Park District offers Ecology 101 nature class for adults

Posted on: September 5, 2017

By request, Ecology 101 for adults was added to the Glen Ellyn Park District’s lineup of educational classes. This special session brings the “invisible” flora and fauna to the forefront, and discusses the relationship between plants and animals in the region, focusing on how they rely on each other and work together to coexist successfully. “I’ve had a lot of success with adult ecology classes that I occasionally teach at the Morton Arboretum,” said Renae Frigo, Naturalist with the Glen Ellyn Park District. “Those are typically in a series format, and can be more difficult for participants to fit into their busy schedules. This is a one-time class that may be easier for adults to enjoy.”
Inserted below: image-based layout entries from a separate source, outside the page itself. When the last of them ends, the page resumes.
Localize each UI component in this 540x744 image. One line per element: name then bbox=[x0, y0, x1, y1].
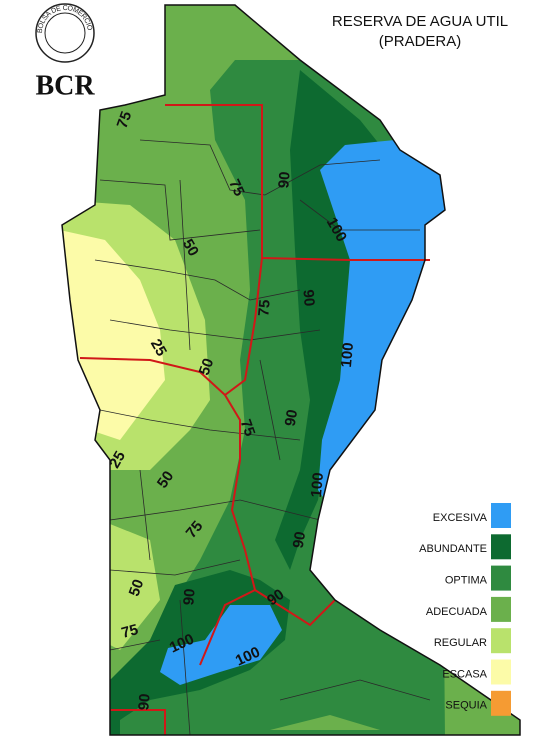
legend-swatch bbox=[491, 534, 511, 560]
contour-label: 90 bbox=[180, 588, 198, 606]
legend: EXCESIVA ABUNDANTE OPTIMA ADECUADA REGULAR ES… bbox=[419, 503, 511, 716]
contour-label: 25 bbox=[106, 448, 129, 471]
legend-label: EXCESIVA bbox=[433, 512, 488, 524]
map-subtitle: (PRADERA) bbox=[379, 33, 462, 50]
contour-label: 75 bbox=[114, 109, 136, 130]
region-excesiva-2 bbox=[160, 605, 282, 685]
contour-label: 90 bbox=[299, 289, 317, 307]
contour-label: 75 bbox=[120, 621, 141, 642]
logo-text: BCR bbox=[35, 70, 95, 101]
legend-label: OPTIMA bbox=[445, 575, 488, 587]
logo-ring bbox=[35, 3, 95, 63]
legend-label: SEQUIA bbox=[445, 700, 487, 712]
province-borders bbox=[79, 104, 430, 735]
department-lines bbox=[94, 139, 431, 735]
legend-label: REGULAR bbox=[434, 637, 487, 649]
legend-swatch bbox=[491, 503, 511, 528]
contour-label: 90 bbox=[282, 408, 302, 427]
contour-label: 90 bbox=[290, 530, 310, 549]
legend-label: ABUNDANTE bbox=[419, 543, 487, 555]
contour-label: 75 bbox=[225, 177, 247, 199]
legend-swatch bbox=[491, 690, 511, 716]
region-adecuada-2 bbox=[270, 715, 380, 730]
contour-label: 100 bbox=[308, 472, 327, 498]
region-regular-2 bbox=[100, 520, 160, 650]
contour-label: 50 bbox=[196, 356, 218, 377]
contour-label: 50 bbox=[179, 236, 202, 259]
logo-inner bbox=[44, 12, 86, 54]
legend-swatch bbox=[491, 628, 511, 654]
legend-swatch bbox=[491, 659, 511, 685]
contour-label: 50 bbox=[154, 468, 177, 491]
contour-label: 50 bbox=[126, 577, 148, 598]
legend-swatch bbox=[491, 565, 511, 591]
legend-label: ESCASA bbox=[442, 668, 487, 680]
contour-label: 25 bbox=[147, 336, 170, 359]
contour-label: 75 bbox=[237, 417, 259, 438]
contour-label: 90 bbox=[135, 693, 153, 711]
map-title: RESERVA DE AGUA UTIL bbox=[332, 13, 508, 30]
contour-label: 100 bbox=[338, 342, 357, 368]
legend-swatch bbox=[491, 596, 511, 622]
legend-label: ADECUADA bbox=[426, 606, 488, 618]
contour-label: 90 bbox=[275, 171, 293, 189]
contour-label: 75 bbox=[255, 299, 273, 317]
contour-label: 90 bbox=[264, 586, 287, 609]
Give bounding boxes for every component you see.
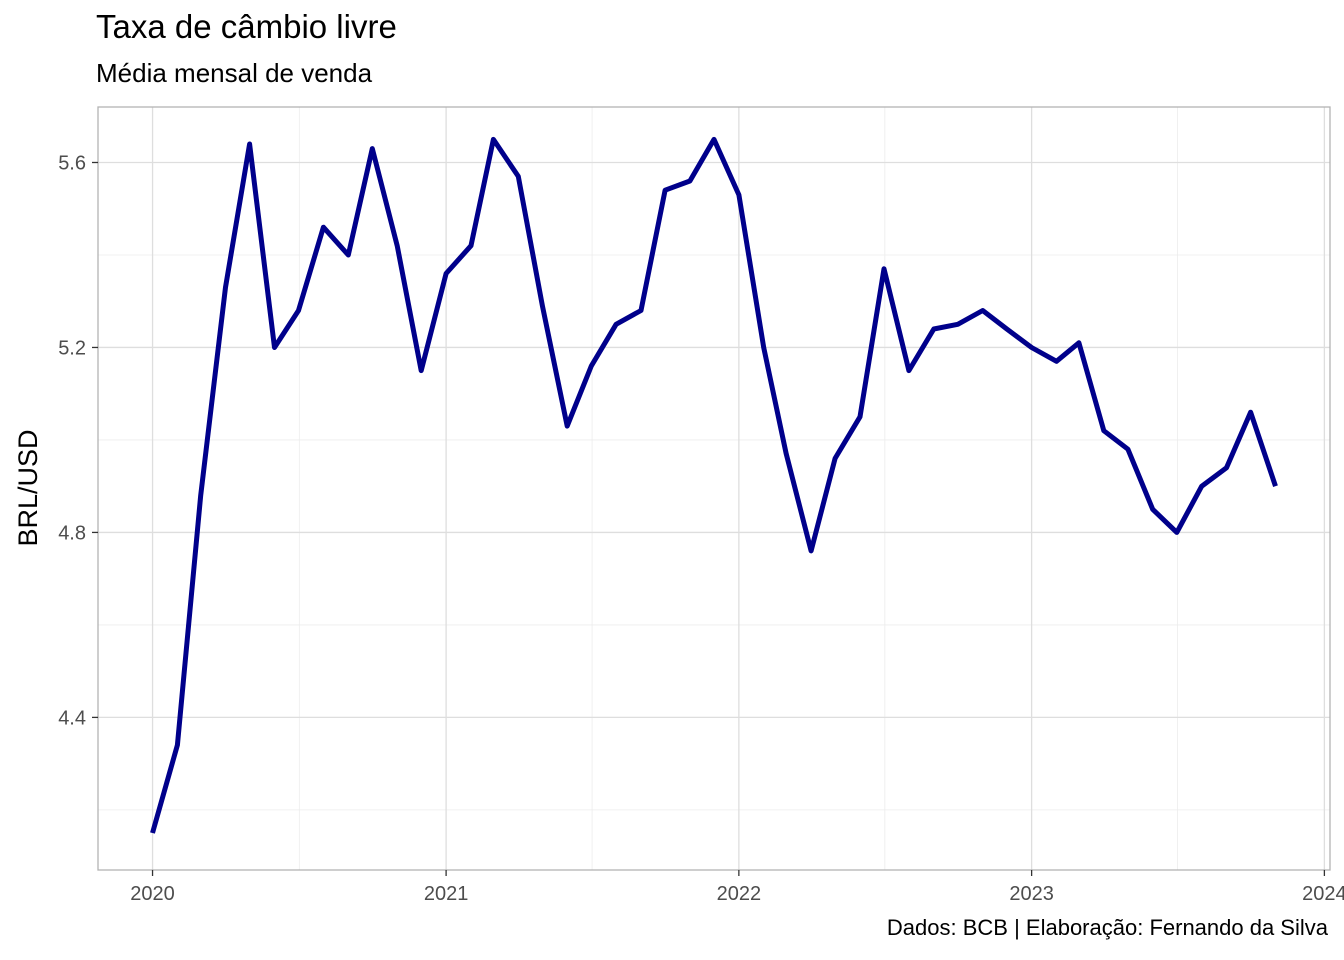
series-layer — [150, 136, 1278, 834]
y-axis-title: BRL/USD — [13, 429, 43, 546]
x-tick-label: 2024 — [1302, 883, 1344, 905]
y-tick-label: 4.8 — [58, 522, 86, 544]
x-tick-label: 2023 — [1009, 883, 1054, 905]
y-tick-label: 4.4 — [58, 707, 86, 729]
series-line — [150, 136, 1278, 834]
x-axis: 2020 2021 2022 2023 2024 — [130, 870, 1344, 905]
chart-caption: Dados: BCB | Elaboração: Fernando da Sil… — [886, 915, 1328, 940]
chart-subtitle: Média mensal de venda — [96, 58, 373, 88]
plot-panel-border — [97, 106, 1331, 871]
y-axis: 4.4 4.8 5.2 5.6 — [58, 152, 98, 729]
chart-title: Taxa de câmbio livre — [96, 8, 397, 45]
x-tick-label: 2020 — [130, 883, 175, 905]
x-tick-label: 2021 — [424, 883, 469, 905]
y-tick-label: 5.2 — [58, 337, 86, 359]
minor-gridlines — [98, 107, 1330, 870]
x-tick-label: 2022 — [717, 883, 762, 905]
major-gridlines — [98, 107, 1330, 870]
y-tick-label: 5.6 — [58, 152, 86, 174]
On Saturday, September 23, join instructor Renae Frigo for this interesting and informative class. The adventure takes place at Churchill Park, located at 271 St. Charles Road, from 9:00 am – 11:00 am.  Participants should meet in the main parking lot.  The class is open to ages 18 and over, with a cost of $10 for residents and $15 for non-residents. To date, only 12 openings in the class remain. Standard and internet registration are currently available.

“I’m excited to offer this hands-on nature class for adults,” said Frigo. “It will be a fun morning, full of exploring and learning the basics of ecology. We’ll have a variety of activities that showcase “unnoticed” plant and animal life that are common to our area.” The class will indeed be hands-on; participants will be in the field, getting dirty and looking for a variety of specimens, so dressing for the weather is a must. Shoes will get muddy, so plan accordingly. Nets and buckets will be used to collect aquatic life, and sweep nets will be provided for use in the field. “It’s fun being outside, physically touching and smelling things. It sticks with you more,” added Frigo.

Frigo will also provide participants with additional resources for continued learning and exploration. “I’ll offer a handout that lists the best local places for bio-diversity,” she said. “There are very nice trails with a variety of lengths that offer opportunities to continue exploring the natural areas in our region.”